Why is it, then, that on hearing the news I did not immediately throw my metaphorical mortar-board into the air? After all, I am an English teacher. Surely I should be even happier than most at the promise of this Great Leap Forward in mass literacy. But I teach at the sharp end of the comprehensive system. I'm entitled to be cynical. Giving a pounds 1,000 book token to each school, as our government did last week, buys not just some very nice books, but some very nice headlines, too; and it buys them cheaply. It would cost many times that sum to fund the extra staffing that would make a real difference. Once again, the Government has shown itself quicker to reach for the catch-phrase than the cash box when it runs up against any of the expensive problems that it wants to be seen to address.

Yet let's give it the benefit of the doubt this time. If a publicity campaign in which pop stars and football superheroes pose with toddlers on their knees and books in their hands encourages children to read, then we should endure it with good grace - even more so if the photos show the books being held the right way up. However mixed the Government's motives might be in launching this initiative, only a churl would doubt that it has a genuine wish that our children should be more literate.

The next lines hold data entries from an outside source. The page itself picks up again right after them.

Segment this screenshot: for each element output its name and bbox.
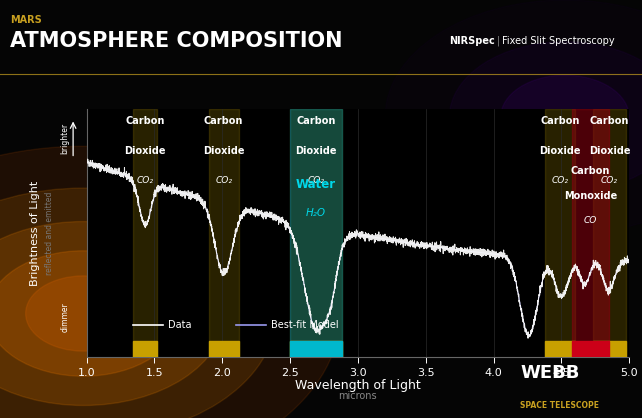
Bar: [209, 109, 239, 357]
Text: CO₂: CO₂: [308, 176, 324, 185]
Text: NIRSpec: NIRSpec: [449, 36, 495, 46]
Text: CO₂: CO₂: [551, 176, 569, 185]
Text: reflected and emitted: reflected and emitted: [46, 191, 55, 275]
Text: Carbon: Carbon: [204, 116, 243, 126]
Text: Water: Water: [296, 178, 336, 191]
Text: Dioxide: Dioxide: [125, 146, 166, 156]
Text: Best-fit Model: Best-fit Model: [271, 320, 339, 330]
Bar: [545, 109, 575, 357]
Circle shape: [0, 146, 340, 418]
Circle shape: [0, 222, 225, 405]
Text: Carbon: Carbon: [296, 116, 336, 126]
Circle shape: [0, 251, 180, 376]
Bar: [593, 341, 627, 357]
Text: Dioxide: Dioxide: [295, 146, 336, 156]
Text: Carbon: Carbon: [125, 116, 165, 126]
Bar: [133, 109, 157, 357]
Text: H₂O: H₂O: [306, 208, 326, 218]
Circle shape: [449, 42, 642, 192]
Text: Dioxide: Dioxide: [589, 146, 630, 156]
Text: CO₂: CO₂: [215, 176, 232, 185]
Text: |: |: [496, 36, 499, 46]
Text: CO₂: CO₂: [601, 176, 618, 185]
Circle shape: [501, 75, 629, 159]
Circle shape: [0, 188, 276, 418]
Text: brighter: brighter: [60, 123, 69, 154]
Bar: [290, 341, 342, 357]
X-axis label: Wavelength of Light: Wavelength of Light: [295, 379, 421, 392]
Text: CO: CO: [584, 216, 597, 224]
Bar: [593, 109, 627, 357]
Text: Carbon: Carbon: [571, 166, 610, 176]
Bar: [545, 341, 575, 357]
Text: Dioxide: Dioxide: [539, 146, 581, 156]
Text: WEBB: WEBB: [520, 364, 579, 382]
Bar: [209, 341, 239, 357]
Bar: [572, 341, 609, 357]
Text: Carbon: Carbon: [541, 116, 580, 126]
Text: Fixed Slit Spectroscopy: Fixed Slit Spectroscopy: [502, 36, 614, 46]
Text: MARS: MARS: [10, 15, 41, 25]
Text: Monoxide: Monoxide: [564, 191, 617, 201]
Bar: [133, 341, 157, 357]
Text: CO₂: CO₂: [137, 176, 153, 185]
Text: microns: microns: [338, 391, 377, 401]
Text: SPACE TELESCOPE: SPACE TELESCOPE: [520, 400, 599, 410]
Text: Brightness of Light: Brightness of Light: [30, 181, 40, 285]
Circle shape: [385, 0, 642, 234]
Bar: [290, 109, 342, 357]
Text: Data: Data: [168, 320, 191, 330]
Bar: [572, 109, 609, 357]
Text: dimmer: dimmer: [60, 303, 69, 332]
Text: Dioxide: Dioxide: [203, 146, 245, 156]
Circle shape: [26, 276, 141, 351]
Text: ATMOSPHERE COMPOSITION: ATMOSPHERE COMPOSITION: [10, 31, 342, 51]
Bar: [290, 341, 342, 357]
Text: Carbon: Carbon: [590, 116, 629, 126]
Bar: [290, 109, 342, 357]
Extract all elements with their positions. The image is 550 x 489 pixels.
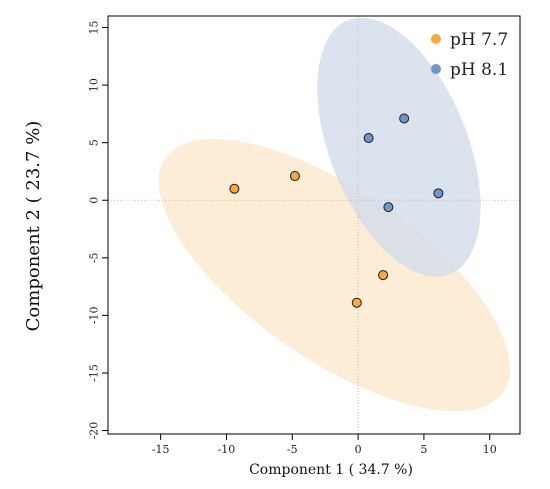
point-series-2-3 [433,188,444,199]
y-tick-label: 15 [88,21,101,35]
y-tick-label: -20 [88,422,101,440]
y-tick-label: 5 [88,139,101,146]
ellipse-series-1 [158,138,511,412]
reference-lines [108,16,520,434]
x-tick-label: 5 [420,443,427,456]
x-tick-label: -10 [218,443,236,456]
point-series-2-1 [399,113,410,124]
x-axis-title: Component 1 ( 34.7 %) [249,462,413,478]
y-tick-label: 0 [88,197,101,204]
y-axis-title: Component 2 ( 23.7 %) [23,121,44,332]
y-tick-label: -10 [88,307,101,325]
point-series-1-3 [378,270,389,281]
legend-marker-1 [431,34,441,44]
y-tick-label: 10 [88,78,101,92]
x-tick-label: -15 [152,443,170,456]
point-series-1-4 [351,297,362,308]
x-axis: -15 -10 -5 0 5 10 [152,433,497,456]
point-series-1-1 [229,183,240,194]
legend-label-2: pH 8.1 [450,60,508,80]
point-series-2-2 [363,133,374,144]
x-tick-label: 0 [355,443,362,456]
y-axis: -20 -15 -10 -5 0 5 10 15 [88,21,109,440]
legend-label-1: pH 7.7 [450,30,508,50]
x-tick-label: -5 [287,443,298,456]
y-tick-label: -5 [88,252,101,263]
data-points [229,113,444,308]
legend: pH 7.7 pH 8.1 [431,30,508,80]
legend-marker-2 [431,64,441,74]
point-series-1-2 [289,171,300,182]
point-series-2-4 [383,202,394,213]
x-tick-label: 10 [483,443,497,456]
y-tick-label: -15 [88,364,101,382]
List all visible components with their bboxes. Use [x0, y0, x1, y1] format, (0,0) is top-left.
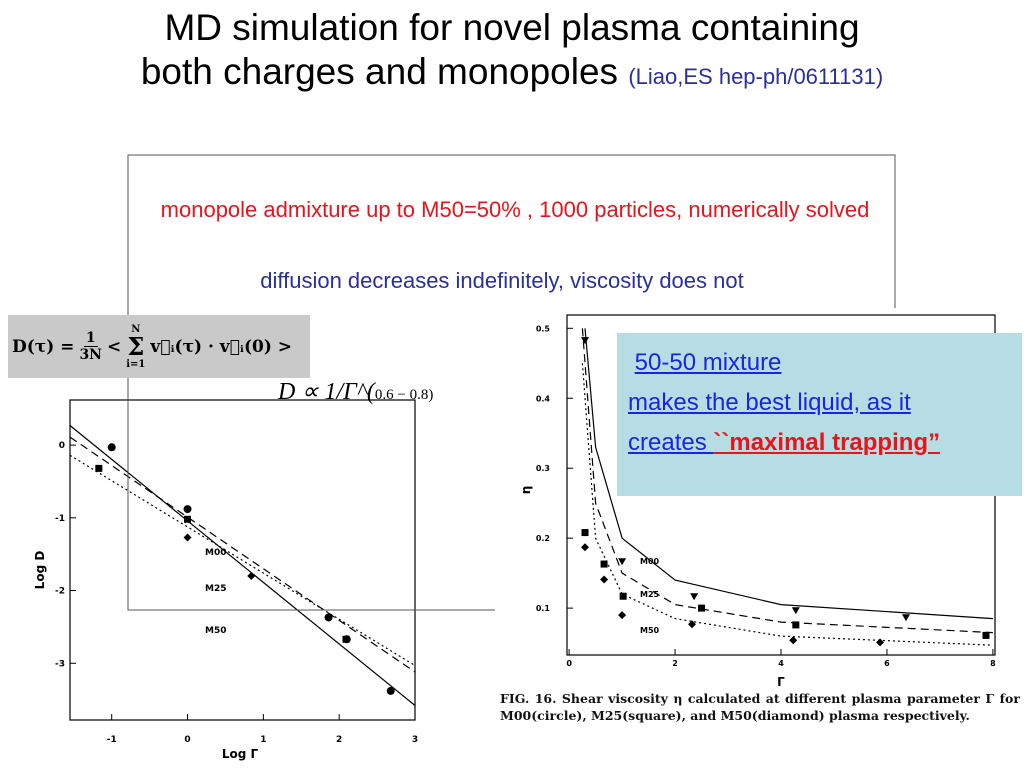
marker — [247, 572, 256, 580]
fit-line — [581, 363, 993, 646]
x-tick-label: 2 — [336, 735, 342, 745]
marker — [107, 443, 116, 452]
legend-label: M00 — [205, 548, 226, 558]
denominator: 3N — [79, 347, 102, 363]
marker — [324, 613, 333, 622]
formula-lhs: D(τ) = — [12, 336, 75, 357]
y-tick-label: 0.5 — [536, 324, 551, 333]
marker — [789, 636, 798, 645]
title-line: MD simulation for novel plasma containin… — [164, 7, 860, 48]
legend-label: M25 — [205, 584, 226, 594]
bracket: < — [106, 336, 122, 357]
y-tick-label: -3 — [55, 659, 65, 669]
fit-line — [581, 328, 993, 634]
marker — [581, 543, 590, 552]
fit-line — [584, 328, 993, 620]
x-axis-label: Log Γ — [222, 747, 259, 761]
marker — [342, 635, 350, 643]
marker — [183, 505, 192, 514]
fit-line — [69, 454, 416, 667]
y-tick-label: 0.4 — [536, 394, 551, 403]
sigma: Σ — [127, 331, 145, 361]
marker — [688, 620, 697, 629]
y-axis-label: Log D — [33, 551, 47, 590]
y-tick-label: 0.1 — [536, 604, 551, 613]
callout-emphasis: ``maximal trapping” — [713, 429, 941, 456]
x-tick-label: -1 — [107, 735, 117, 745]
marker — [183, 533, 192, 542]
formula-body: v⃗ᵢ(τ) · v⃗ᵢ(0) > — [150, 336, 293, 357]
plot-frame — [69, 399, 416, 721]
callout-line: makes the best liquid, as it — [628, 383, 1012, 423]
marker — [386, 686, 395, 695]
callout-text: makes the best liquid, as it — [628, 389, 911, 416]
x-tick-label: 1 — [260, 735, 266, 745]
lower: i=1 — [126, 358, 146, 370]
callout-line: creates ``maximal trapping” — [628, 423, 1012, 463]
marker — [902, 614, 911, 622]
marker — [618, 558, 627, 566]
scaling: D ∝ 1/Γ^(0.6 − 0.8) — [278, 377, 433, 406]
caption: FIG. 16. Shear viscosity η calculated at… — [500, 691, 1020, 723]
left-figure-bg — [40, 398, 420, 768]
y-tick-label: -1 — [55, 514, 65, 524]
marker — [600, 560, 608, 568]
diffusion-plot: -1 0 1 2 3 0 -1 -2 -3 Log Γ Log D M00 M25 M50 — [33, 399, 418, 761]
x-tick-label: 2 — [672, 659, 678, 668]
callout-text: 50-50 mixture — [634, 349, 782, 376]
marker — [982, 631, 990, 639]
callout: 50-50 mixture makes the best liquid, as … — [617, 333, 1022, 496]
marker — [690, 593, 699, 601]
marker — [876, 638, 885, 647]
numerator: 1 — [83, 330, 98, 347]
callout-line: 50-50 mixture — [628, 343, 1012, 383]
y-tick-label: -2 — [55, 587, 65, 597]
callout-text: creates — [628, 429, 714, 456]
title: MD simulation for novel plasma containin… — [0, 6, 1024, 99]
note-red: monopole admixture up to M50=50% , 1000 … — [160, 197, 870, 222]
note-blue: diffusion decreases indefinitely, viscos… — [260, 268, 744, 293]
y-tick-label: 0 — [59, 441, 65, 451]
viscosity-plot: 0 2 4 6 8 0.1 0.2 0.3 0.4 0.5 Γη M00 M25 M50 — [519, 314, 996, 689]
y-axis-label: η — [519, 486, 533, 495]
x-tick-label: 6 — [884, 659, 890, 668]
legend-label: M25 — [640, 590, 660, 599]
fraction: 1 3N — [79, 330, 102, 363]
legend-label: M00 — [640, 557, 660, 566]
x-tick-label: 4 — [778, 659, 784, 668]
marker — [618, 611, 627, 620]
upper: N — [131, 323, 141, 335]
legend-label: M50 — [205, 626, 226, 636]
citation: (Liao,ES hep-ph/0611131) — [628, 64, 884, 89]
marker — [619, 592, 627, 600]
marker — [184, 515, 192, 523]
title-line: both charges and monopoles (Liao,ES hep-… — [0, 50, 1024, 99]
x-axis-label: Γ — [777, 675, 785, 689]
marker — [581, 529, 589, 537]
exponent: 0.6 − 0.8) — [374, 387, 434, 403]
y-tick-label: 0.3 — [536, 464, 550, 473]
x-tick-label: 0 — [566, 659, 572, 668]
y-tick-label: 0.2 — [536, 534, 550, 543]
marker — [791, 607, 800, 615]
marker — [95, 464, 103, 472]
legend-label: M50 — [640, 626, 660, 635]
marker — [792, 621, 800, 629]
title-text: both charges and monopoles — [140, 51, 619, 92]
marker — [581, 337, 590, 345]
x-tick-label: 8 — [990, 659, 996, 668]
marker — [600, 575, 609, 584]
x-tick-label: 3 — [412, 735, 418, 745]
scaling-text: D ∝ 1/Γ^( — [278, 379, 375, 405]
marker — [698, 604, 706, 612]
x-tick-label: 0 — [184, 735, 190, 745]
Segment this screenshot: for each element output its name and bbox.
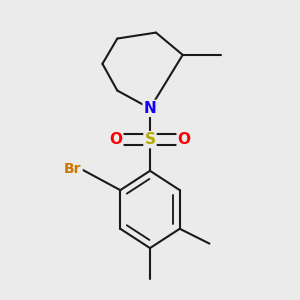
Text: N: N	[144, 101, 156, 116]
Text: Br: Br	[64, 162, 82, 176]
Text: O: O	[178, 132, 191, 147]
Text: O: O	[109, 132, 122, 147]
Text: S: S	[145, 132, 155, 147]
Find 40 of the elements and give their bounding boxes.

It's just that not all of us agree on what literacy is, or what it is for - any more than we agree upon what education is, or why we subject our children to it. The Government's position on both is clear, and is not up for debate. You need to be literate to have access to education; you need to be educated to have access to work. The very existence of a Department for Education and Employment is a political statement in itself: post hoc, ergo propter hoc. It sounds like good common sense until you look more closely, and you realise that the greater concept has been defined, and demeaned, by the lesser.

True literacy is not just reading and writing. Coping with a pitifully abridged and skeletal school edition of A Christmas Carol is an exercise in literacy not much higher than browsing a Dixons catalogue; but if you can do either, you can engage with contemporary education (and, indeed, contemplate most of the rewards it promises). A 16-year-old with a reading age of nine can read the Sun, and learn how to respond to dialogue boxes on a computer screen; but let's not call him literate.

The time he spends at school might not be wasted, but let's not call it education. It is training, and training for employment.

True education is not just preparation for work. It liberates the mind, for the enrichment of society. Within the bounds of courtesy, it does not teach people to obey - it teaches them to question. True education is the pursuit of knowledge and understanding for its own sake, celebrating originality as much as diversity. Anything less like the market-driven, hi-tech, production-line "knowledge economy" of the "educational" vision of Tony Blair, Peter Mandelson or David Blunkett is hard to imagine.

Which is why the Government has taken out a de facto copyright on the words "education" and "literacy", just as its highly favoured (and now highly paid) Chief Inspector of Schools, Chris Woodhead, has made his own name inseparable from the word "standards". They are like 18th-century sailors protecting themselves from the cat o' nine tails by having a crucifix tattooed on their backs. The message to the man with the whip is simple: flog me, flog your Saviour. It's about time we told our politicians that they are sheltering behind hollow images of false gods. They deserve a good whipping.

But perhaps we should spare them a few lashes. After all, a Year of Reading is not a bad thing in itself. No doubt it will have some successes in its own terms; and statistics - including the circulation figures of the less demanding tabloids, perhaps - will be produced to prove that we are moving towards the kind of mass "literacy" that our leaders want.

Yet if at least some young people discover a love of reading for its own sake, we will all have cause to be grateful that there was a Year of the Book. For the lesson they will have learnt is that there is more to life than the world of slavish work for which our Government thought it was preparing them.